Ia : la course à la productivité dérape chez les géants tech

Le mantra de Silicon Valley, “Move fast and break things”, se révèle littéralement dangereux. Les défaillances liées à l'intelligence artificielle, de plus en plus intégrée à des processus critiques, s'accumulent, entraînant des pertes financières et ternissant l'image des entreprises.

Amazon : une cascade d'erreurs coûtées cher

Amazon, symbole même de l'innovation technologique, a récemment dû renforcer ses mesures de sécurité après une série de perturbations majeures. L'une d'entre elles, révélée par Business Insider, a été directement imputable à un outil de codage par IA, responsable de la perte de près de 120 000 commandes. Un désastre qui souligne la fragilité des systèmes lorsqu'ils sont trop confiants dans l'automatisation.

Mais Amazon n'est pas seul. D'autres entreprises, dans leur empressement à adopter l'IA, font face à des problèmes similaires. Un organisateur d'événements a vu un agent IA commettre quatre erreurs, dont la distribution gratuite de billets, tandis qu'un PDG d'une plateforme de codage s'est excusé après la suppression du code source d'un client par une IA, suivie d'un mensonge déconcertant.

La question n'est plus de savoir si l'IA est utile, mais comment la maîtriser. Matt Rosenbaum, chercheur principal chez The Conference Board, insiste : “Il faut connaître sa propre tolérance au risque, et savoir comment réagir quand les choses tournent mal.” L'équilibre est ténu : trop de contraintes étouffent l'innovation, trop de liberté ouvre la porte à des erreurs coûteuses.

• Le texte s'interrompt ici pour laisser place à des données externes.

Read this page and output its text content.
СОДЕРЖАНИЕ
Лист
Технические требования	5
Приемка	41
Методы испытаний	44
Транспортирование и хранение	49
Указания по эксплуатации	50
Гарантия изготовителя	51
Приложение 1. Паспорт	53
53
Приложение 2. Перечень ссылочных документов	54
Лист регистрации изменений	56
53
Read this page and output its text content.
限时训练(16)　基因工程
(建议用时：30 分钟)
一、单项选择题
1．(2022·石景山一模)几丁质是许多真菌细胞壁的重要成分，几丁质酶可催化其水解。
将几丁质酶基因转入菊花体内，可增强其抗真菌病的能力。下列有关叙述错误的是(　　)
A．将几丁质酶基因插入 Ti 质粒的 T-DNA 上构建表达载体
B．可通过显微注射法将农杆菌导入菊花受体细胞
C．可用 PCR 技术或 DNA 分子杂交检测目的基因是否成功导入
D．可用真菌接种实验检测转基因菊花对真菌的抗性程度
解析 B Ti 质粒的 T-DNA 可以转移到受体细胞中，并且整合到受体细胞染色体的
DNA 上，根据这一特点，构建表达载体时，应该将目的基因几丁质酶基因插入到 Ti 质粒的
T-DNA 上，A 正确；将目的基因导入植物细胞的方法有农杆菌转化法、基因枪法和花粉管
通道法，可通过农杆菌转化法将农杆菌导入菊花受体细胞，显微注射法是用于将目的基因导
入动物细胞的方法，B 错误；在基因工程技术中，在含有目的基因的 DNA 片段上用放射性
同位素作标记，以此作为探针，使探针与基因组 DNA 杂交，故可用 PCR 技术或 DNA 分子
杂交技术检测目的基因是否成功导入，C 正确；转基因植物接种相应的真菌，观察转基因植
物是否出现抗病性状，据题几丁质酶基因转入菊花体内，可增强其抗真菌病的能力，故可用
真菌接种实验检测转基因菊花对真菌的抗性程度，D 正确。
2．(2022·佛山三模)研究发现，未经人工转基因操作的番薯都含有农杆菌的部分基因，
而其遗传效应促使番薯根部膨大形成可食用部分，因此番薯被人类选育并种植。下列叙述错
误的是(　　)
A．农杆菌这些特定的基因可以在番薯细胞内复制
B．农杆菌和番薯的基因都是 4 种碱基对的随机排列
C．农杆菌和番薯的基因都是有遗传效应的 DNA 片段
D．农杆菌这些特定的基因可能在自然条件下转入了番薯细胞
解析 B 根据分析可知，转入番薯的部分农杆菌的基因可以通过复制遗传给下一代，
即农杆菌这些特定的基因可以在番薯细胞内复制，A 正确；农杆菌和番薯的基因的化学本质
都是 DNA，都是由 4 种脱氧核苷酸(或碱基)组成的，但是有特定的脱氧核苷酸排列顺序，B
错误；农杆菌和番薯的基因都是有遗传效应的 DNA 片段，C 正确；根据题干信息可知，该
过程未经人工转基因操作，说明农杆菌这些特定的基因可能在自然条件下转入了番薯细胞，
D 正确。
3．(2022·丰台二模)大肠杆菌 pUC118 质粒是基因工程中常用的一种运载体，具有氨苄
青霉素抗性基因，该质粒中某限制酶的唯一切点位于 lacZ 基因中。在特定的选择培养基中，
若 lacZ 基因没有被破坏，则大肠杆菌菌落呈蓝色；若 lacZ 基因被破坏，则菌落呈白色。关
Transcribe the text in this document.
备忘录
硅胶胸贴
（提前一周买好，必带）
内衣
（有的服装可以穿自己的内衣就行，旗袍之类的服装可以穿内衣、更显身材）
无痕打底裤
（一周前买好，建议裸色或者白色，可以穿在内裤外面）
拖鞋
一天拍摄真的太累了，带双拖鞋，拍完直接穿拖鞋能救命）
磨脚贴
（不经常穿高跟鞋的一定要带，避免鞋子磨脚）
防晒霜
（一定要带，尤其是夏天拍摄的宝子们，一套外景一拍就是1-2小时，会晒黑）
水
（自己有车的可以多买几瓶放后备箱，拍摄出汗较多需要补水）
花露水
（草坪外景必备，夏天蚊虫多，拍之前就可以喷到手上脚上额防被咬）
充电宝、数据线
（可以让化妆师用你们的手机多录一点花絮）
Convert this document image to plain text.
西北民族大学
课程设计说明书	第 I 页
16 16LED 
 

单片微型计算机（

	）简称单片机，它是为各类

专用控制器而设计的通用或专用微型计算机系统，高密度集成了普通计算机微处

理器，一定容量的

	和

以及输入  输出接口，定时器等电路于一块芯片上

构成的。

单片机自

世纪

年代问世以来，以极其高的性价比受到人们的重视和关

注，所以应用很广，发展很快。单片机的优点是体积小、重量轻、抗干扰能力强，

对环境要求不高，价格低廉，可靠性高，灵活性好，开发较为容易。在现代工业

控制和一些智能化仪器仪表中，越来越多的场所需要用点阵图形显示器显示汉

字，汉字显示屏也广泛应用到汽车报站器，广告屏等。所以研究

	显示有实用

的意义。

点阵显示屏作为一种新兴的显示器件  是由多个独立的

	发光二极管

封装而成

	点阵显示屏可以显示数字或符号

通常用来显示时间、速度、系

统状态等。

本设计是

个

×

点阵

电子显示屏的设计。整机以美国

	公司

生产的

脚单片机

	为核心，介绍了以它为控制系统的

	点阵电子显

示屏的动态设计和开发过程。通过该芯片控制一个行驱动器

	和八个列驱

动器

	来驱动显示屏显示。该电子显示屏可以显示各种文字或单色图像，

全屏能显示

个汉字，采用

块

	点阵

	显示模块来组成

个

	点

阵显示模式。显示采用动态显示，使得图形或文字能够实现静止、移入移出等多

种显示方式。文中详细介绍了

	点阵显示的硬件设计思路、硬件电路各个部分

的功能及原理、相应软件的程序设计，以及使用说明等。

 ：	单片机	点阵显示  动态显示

Le défi de la supervision humaine

Le défi de la supervision humaine

Todd Olson, PDG de Pendo, souligne un changement fondamental dans le travail des développeurs. “Ils ne codent plus autant qu'avant. Une part croissante de leur temps est consacrée à la révision du code généré par l'IA.” Un travail qui exige de nouvelles compétences et une attention particulière. La tentation de valider rapidement le code produit par l'IA, afin de respecter les délais, est forte, mais elle augmente considérablement le risque d'erreurs.

Un sondage KPMG-Université de Melbourne révèle que plus des deux tiers des employés acceptent le code généré par l'IA sans révision approfondie, et 72% consacrent moins d'efforts à leurs tâches habituelles. Lauren Buitta, fondatrice de Girl Security, met en garde : “La vitesse sans discipline analytique peut créer une exposition systémique.”

Kevin Serwatka, expert en recrutement chez Benchmarket, rappelle une règle fondamentale : “Le fait que vous puissiez faire quelque chose ne signifie pas que vous devriez le faire.” L'expérimentation est encouragée, mais elle doit être encadrée.

Une leçon amère, mais essentielle

Une leçon amère, mais essentielle

Andrew Filev, fondateur de Zencoder, considère les erreurs actuelles comme des “petits incidents” précieux, à condition qu'ils soient identifiés et corrigés en interne. “Il est crucial de rappeler aux employés l'importance de signaler tout problème lié à l'IA, car un simple oubli peut déclencher un incident majeur.”

L'avenir de l'IA en entreprise passe par une approche hybride, combinant audits humains et audits par IA, jusqu'à ce que l'IA atteigne un niveau de fiabilité comparable à celui d'un expert humain. Le chemin est encore long, mais l'apprentissage est en cours. La récente épreuve d'Amazon, aussi douloureuse soit-elle, a probablement servi de leçon précieuse, et d'impulsion à renforcer les défenses.

Le coût de l'innovation hâtive s'élève déjà à des millions d'euros. Mais la véritable question est de savoir si les entreprises comprendront enfin qu’une IA débridée, c’est une promesse brisée et une confiance trahie.